Similarly, the tissue-specific expression analysis of the GsPUB8 gene reveals that a peculiar expression of GsPUB8 exists in G. soja. Higher levels of GsPUB8 transcripts were observed mainly in the seeds, pods, and roots (Fig. 6). In contrast, these transcripts were hardly detected in stems or flowers or in young and old leaves. These findings suggest that the GsPUB8 gene could play an essential role in soybean growth and development but not necessarily in reproduction and these results are in accordance to the findings of Wang et al.24, which showed the highest expression levels of GmPUB8 in roots compared to other tissues. The structure quality of GsPUB8 protein was estimated by using an online tool proCheck and a Ramachandran plot was generated which showed that most of the GsPUB8 proteins are in a favored region (88.3%) as well as GsPUB8 structure model has central a-helix and an elongated C-terminal helix like the other U-box domain structures30. As previous studies reported, that the L1–α1–L2 motif of RING and U-box domains are essential elements during E2 interactions27,37,38,39.

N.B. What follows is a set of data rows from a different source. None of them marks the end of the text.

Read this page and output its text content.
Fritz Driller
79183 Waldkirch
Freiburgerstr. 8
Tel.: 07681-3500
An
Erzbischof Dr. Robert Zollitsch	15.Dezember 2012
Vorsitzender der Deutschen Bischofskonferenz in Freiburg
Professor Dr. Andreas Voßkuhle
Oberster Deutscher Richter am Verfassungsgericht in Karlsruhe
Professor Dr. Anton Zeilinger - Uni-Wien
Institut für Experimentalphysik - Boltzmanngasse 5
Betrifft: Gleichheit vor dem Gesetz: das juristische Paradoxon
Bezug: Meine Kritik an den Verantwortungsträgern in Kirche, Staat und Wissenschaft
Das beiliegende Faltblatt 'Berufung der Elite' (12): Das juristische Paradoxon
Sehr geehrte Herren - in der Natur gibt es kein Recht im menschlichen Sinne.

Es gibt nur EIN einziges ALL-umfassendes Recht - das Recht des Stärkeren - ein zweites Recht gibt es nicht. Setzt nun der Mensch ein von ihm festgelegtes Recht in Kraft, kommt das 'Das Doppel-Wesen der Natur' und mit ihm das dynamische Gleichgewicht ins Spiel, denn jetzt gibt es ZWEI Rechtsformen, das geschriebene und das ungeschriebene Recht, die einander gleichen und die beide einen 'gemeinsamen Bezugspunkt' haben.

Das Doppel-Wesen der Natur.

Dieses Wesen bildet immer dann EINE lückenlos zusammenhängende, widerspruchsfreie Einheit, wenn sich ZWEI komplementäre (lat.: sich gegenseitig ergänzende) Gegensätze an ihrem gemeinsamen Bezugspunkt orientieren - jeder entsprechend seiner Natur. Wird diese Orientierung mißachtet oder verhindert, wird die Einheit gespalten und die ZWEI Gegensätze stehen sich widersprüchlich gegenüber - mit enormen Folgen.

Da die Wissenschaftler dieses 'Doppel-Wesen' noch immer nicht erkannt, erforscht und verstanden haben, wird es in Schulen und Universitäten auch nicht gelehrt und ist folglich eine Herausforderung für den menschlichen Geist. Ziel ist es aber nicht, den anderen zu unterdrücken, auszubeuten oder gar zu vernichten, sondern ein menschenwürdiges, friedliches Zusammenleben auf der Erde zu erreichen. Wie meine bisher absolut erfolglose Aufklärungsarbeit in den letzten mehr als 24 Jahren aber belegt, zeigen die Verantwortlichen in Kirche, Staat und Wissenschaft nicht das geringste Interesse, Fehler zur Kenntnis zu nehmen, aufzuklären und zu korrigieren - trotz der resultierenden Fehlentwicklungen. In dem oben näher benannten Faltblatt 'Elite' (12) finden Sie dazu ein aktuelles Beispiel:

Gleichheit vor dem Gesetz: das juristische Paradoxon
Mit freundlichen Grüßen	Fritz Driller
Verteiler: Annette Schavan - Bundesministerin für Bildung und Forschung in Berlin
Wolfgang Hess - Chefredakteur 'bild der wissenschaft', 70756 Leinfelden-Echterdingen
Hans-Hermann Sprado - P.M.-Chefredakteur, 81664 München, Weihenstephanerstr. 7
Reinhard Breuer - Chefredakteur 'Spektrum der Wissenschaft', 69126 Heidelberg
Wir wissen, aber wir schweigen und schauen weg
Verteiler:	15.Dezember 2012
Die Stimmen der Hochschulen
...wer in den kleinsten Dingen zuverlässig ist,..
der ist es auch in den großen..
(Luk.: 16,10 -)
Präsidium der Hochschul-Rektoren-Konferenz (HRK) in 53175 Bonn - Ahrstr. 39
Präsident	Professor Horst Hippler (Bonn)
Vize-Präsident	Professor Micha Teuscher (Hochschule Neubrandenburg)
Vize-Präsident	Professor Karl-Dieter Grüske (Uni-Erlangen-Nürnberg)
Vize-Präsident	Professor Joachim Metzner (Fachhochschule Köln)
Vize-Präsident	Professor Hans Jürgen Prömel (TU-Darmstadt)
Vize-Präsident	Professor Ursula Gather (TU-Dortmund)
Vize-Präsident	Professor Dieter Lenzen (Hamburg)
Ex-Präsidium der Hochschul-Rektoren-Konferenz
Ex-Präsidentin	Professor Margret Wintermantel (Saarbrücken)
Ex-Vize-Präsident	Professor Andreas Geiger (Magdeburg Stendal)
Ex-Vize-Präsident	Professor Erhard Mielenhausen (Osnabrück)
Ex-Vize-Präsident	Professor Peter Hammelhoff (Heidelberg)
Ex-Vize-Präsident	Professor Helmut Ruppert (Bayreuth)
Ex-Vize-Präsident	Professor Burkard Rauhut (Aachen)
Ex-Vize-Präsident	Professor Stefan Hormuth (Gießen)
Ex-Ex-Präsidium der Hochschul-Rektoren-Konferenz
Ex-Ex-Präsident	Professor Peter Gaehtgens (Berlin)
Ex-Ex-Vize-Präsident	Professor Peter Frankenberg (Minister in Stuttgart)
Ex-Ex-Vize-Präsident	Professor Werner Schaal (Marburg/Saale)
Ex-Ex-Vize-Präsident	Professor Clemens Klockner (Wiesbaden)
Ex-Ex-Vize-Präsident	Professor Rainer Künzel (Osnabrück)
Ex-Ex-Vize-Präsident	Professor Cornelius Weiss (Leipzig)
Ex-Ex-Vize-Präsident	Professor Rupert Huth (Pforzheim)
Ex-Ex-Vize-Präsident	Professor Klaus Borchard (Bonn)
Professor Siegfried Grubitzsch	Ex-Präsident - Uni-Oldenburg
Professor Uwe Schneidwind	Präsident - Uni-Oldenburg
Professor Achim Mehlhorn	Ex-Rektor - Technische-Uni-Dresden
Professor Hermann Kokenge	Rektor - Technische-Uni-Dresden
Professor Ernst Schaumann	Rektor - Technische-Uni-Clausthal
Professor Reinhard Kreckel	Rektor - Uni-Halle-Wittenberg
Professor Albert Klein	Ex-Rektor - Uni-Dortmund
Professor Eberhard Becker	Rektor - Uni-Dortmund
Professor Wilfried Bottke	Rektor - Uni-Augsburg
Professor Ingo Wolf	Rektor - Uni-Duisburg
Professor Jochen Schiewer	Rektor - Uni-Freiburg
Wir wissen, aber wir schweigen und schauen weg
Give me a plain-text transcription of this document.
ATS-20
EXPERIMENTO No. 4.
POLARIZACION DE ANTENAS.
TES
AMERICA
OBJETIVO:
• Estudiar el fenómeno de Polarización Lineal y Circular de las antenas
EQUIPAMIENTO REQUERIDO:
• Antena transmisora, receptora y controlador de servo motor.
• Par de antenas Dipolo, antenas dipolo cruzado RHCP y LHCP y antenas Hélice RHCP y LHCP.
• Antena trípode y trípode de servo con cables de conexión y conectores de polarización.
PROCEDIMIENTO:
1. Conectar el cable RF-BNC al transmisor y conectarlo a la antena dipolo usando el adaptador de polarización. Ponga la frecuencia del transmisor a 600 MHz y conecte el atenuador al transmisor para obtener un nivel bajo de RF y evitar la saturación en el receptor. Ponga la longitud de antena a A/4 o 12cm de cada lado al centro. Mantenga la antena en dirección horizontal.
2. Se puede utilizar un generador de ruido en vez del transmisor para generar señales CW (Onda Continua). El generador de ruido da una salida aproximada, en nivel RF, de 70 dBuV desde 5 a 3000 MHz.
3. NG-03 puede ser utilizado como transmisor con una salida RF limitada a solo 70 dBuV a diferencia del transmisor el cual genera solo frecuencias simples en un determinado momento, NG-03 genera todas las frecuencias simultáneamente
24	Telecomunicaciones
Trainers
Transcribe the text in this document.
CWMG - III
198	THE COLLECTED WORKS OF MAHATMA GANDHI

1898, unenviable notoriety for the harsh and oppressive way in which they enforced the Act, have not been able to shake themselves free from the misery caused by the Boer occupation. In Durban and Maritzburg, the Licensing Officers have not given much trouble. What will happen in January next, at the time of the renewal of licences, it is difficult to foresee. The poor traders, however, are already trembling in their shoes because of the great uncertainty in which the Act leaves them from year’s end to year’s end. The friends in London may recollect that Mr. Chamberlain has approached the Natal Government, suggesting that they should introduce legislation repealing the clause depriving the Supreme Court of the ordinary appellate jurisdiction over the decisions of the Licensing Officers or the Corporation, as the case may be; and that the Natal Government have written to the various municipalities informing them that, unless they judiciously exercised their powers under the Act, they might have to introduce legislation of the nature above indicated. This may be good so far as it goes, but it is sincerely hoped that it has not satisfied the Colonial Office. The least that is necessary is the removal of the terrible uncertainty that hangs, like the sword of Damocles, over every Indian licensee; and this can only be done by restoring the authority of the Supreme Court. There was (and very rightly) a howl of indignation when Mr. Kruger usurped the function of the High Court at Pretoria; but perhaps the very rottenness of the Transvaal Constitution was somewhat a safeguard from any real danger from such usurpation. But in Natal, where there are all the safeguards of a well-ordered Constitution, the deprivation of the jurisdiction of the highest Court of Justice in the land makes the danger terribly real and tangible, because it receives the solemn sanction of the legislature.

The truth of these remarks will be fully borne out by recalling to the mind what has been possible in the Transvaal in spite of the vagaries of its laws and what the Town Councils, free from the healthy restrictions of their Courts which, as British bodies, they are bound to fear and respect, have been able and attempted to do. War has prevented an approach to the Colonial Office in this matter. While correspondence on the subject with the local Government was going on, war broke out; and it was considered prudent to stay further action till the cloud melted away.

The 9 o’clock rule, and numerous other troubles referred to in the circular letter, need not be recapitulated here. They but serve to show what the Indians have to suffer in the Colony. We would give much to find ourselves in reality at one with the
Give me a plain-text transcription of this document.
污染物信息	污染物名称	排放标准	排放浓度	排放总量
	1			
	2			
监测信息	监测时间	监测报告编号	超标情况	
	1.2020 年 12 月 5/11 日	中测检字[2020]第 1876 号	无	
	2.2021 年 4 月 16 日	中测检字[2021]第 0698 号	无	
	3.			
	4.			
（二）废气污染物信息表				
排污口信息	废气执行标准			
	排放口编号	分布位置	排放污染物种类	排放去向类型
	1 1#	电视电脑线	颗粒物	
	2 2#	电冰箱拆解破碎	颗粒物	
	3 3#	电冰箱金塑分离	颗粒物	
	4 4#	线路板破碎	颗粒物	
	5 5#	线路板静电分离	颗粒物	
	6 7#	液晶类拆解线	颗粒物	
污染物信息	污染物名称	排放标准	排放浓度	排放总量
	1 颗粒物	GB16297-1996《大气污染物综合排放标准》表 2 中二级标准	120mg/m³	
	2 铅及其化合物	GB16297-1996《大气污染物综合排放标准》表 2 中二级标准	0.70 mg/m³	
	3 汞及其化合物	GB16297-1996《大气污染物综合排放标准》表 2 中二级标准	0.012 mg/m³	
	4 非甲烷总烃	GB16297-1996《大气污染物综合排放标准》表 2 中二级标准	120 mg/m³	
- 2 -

The purpose of this study was to clarify the stress tolerance functions of genes in wild Soybean. Based on these results, it is expected that GsPUB8 gene could be used as a target for marker development in soybean. However, the functional and regulatory mechanisms of this gene needs to be further explored after its transformation in to other model spp like Arabidopsis and Tobacco.

Conclusion

GsPUB8, a novel member of the plant U-box domain family in wild soybean, was isolated by a homology-based cloning method. An In-silico characterization analysis was performed to get insights into the structure of the GsPUB8 gene. GsPUB8 protein 3D model structure was good enough for its further characterization. Besides, qRT-PCR studies revealed the expression of the GsPUB8 gene in both reproductive and vegetative organs of soybean, and soybean roots exhibited induced expression levels under salinity and drought stress as compared to leaves. This study could help in providing valuable information about the possible functional roles of GsPUB8 in legumes under abiotic stresses. The next research plan after these findings is to further explore the mechanisms of this gene in wild soybean. For this purpose, constitutive overexpression studies of this gene in model plants might be a good way for its functional characterization specifically under stress conditions.